Tokyo-based cryptocurrency exchange Coincheck experienced the biggest cryptocurrency heist ever at the end of last month with hackers stealing $530M from its users. The exchange promised it would partially refund the 260,000 cryptocurrency investors affected by the robbery, although it did not say where it was getting the money from to do so, or when it would be issuing the refund.
Coincheck, which bills itself as “the leading bitcoin and cryptocurrency exchange in Asia” on its website, said the hackers specifically targeted the cryptocurrency NEM. It is currently the tenth largest cryptocurrency, trading at just under $1 per coin, with $9 billion worth of NEMs in total circulation. The currency’s price plunged by around 20% immediately following the news of the heist coming to light, although it has since recovered those losses.
Yusuke Otsuka, Coincheck’s chief operating officer, said on January 26th that around 523M NEM coins were sent from a NEM address at Coincheck at approximately 3am local time. Eight hours later, Coincheck identified a peculiar drop in the balance. The exchange said that the NEM coins were storied in a “hot wallet” instead of a “cold wallet”, and thus were connected to the Internet, therefore vulnerable to hacking. Experts have warned that keeping big sums in hot wallets is akin to carrying large amounts of cash in person.
Cold wallets are small devices, which are stored offline, such as Trezor and Ledger Nano S. Fortune cited the recommendation of Bitcoin evangelists to avoid third party exchanges and only keep money necessary for upcoming transactions in hot wallets. Even then, experts apparently recommend trading one cryptocurrency for another using decentralized exchanges such as Waves Dex or Changelly rather than centralized exchanges like Coincheck.

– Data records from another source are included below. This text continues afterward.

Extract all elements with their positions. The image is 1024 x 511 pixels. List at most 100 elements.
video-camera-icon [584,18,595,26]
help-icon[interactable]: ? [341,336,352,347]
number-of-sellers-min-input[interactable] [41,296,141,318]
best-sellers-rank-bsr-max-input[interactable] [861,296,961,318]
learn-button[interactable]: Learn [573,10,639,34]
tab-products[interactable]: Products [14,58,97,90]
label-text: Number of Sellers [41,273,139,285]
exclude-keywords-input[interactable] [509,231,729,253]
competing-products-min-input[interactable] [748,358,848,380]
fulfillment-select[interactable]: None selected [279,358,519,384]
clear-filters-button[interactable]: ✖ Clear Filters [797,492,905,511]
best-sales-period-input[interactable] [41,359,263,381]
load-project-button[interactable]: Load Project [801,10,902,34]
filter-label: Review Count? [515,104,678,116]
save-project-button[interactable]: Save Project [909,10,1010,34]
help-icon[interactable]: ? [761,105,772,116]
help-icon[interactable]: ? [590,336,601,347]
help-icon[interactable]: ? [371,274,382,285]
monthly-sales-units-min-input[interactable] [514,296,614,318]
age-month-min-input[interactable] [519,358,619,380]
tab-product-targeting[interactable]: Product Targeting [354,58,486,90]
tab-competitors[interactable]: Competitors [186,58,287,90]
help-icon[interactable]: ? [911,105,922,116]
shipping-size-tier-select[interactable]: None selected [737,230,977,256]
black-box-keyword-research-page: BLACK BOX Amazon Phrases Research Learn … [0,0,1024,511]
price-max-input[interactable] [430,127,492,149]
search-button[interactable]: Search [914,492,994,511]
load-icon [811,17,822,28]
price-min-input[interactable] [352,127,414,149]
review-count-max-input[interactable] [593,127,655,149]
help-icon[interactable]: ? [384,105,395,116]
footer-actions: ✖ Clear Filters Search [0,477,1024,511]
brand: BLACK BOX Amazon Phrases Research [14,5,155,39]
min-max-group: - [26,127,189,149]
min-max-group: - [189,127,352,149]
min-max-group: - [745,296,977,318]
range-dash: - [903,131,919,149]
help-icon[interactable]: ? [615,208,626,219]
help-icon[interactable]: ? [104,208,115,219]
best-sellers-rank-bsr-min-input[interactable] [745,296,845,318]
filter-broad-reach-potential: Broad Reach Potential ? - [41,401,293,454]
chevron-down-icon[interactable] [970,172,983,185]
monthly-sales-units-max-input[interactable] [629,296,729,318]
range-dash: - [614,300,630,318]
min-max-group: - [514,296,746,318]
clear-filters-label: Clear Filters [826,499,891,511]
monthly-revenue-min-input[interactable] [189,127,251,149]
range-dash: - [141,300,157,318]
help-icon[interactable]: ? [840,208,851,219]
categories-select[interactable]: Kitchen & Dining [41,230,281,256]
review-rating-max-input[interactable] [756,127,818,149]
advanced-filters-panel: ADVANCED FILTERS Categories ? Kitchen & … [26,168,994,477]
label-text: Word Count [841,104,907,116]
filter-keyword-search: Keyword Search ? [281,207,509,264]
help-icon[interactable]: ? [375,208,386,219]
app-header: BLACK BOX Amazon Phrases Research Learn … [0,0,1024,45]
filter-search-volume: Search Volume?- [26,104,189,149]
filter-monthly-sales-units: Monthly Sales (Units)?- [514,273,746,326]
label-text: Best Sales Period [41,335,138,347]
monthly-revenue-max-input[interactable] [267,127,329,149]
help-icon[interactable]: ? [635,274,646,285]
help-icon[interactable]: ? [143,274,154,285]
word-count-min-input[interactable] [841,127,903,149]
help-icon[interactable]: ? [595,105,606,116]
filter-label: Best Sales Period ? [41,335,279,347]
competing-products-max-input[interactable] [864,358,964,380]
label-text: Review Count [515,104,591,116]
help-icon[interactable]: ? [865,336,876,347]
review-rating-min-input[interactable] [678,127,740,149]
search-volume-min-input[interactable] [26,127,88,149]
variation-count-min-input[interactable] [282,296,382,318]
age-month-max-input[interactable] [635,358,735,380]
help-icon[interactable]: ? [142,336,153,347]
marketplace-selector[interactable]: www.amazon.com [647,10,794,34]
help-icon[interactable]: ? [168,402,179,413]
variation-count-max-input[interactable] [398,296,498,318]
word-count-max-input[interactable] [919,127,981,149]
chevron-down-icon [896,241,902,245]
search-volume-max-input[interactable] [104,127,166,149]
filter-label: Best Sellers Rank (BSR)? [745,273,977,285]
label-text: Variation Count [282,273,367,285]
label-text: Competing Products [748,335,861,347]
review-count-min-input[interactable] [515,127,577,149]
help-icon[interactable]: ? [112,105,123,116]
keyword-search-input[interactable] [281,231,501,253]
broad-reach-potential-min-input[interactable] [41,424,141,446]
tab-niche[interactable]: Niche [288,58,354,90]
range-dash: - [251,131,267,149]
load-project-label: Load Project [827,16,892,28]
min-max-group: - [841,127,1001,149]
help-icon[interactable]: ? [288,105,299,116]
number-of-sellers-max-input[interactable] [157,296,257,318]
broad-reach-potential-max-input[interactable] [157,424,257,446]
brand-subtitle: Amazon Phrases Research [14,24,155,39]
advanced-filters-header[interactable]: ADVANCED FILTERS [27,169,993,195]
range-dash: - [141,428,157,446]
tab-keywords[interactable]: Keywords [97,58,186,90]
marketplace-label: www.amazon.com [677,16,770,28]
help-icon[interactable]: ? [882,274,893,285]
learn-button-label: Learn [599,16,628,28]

Coincheck offered its apologies via a blog post and at a news conference following the news, and has suspended trading all virtual currencies except Bitcoin as it looks more deeply into the circumstances surrounding the theft.
A Japanese government spokesperson said that it would be requiring Coincheck to improve its business practices following the hack; and that financial authorities were supervising the company’s response to the incident. Last April, Japan’s government recognized bitcoin as a legally accepted means of payment, and required all exchange operators to register with its financial regulator. The move was intended to protect consumers and stop illegal use of cryptocurrencies in the wake of the 2014 collapse of the Tokyo-based Mt. Gox, at that time the world’s largest Bitcoin exchange. It was also part of a strategy by Prime Minister Shinzo Abe to encourage growth in the fintech sector. On January 17th, the Japanese FSA had approved registration of 16 cryptocurrency exchanges in Japan; Coincheck was among a further 16 operating before the regulation was introduced, allowed to provisionally continue operations, while their applications are being assessed.
In developing news today, sources close to the investigation told the Asian Review that the hacker who stole the NEM from Coincheck appears to be trying to exchange it for other digital coins on the darknet. Apparently the hacker has been trying to make trades for bitcoins, sending messages containing a URL to an English site offering to exchange several tens of thousands of yen worth of NEM for bitcoin.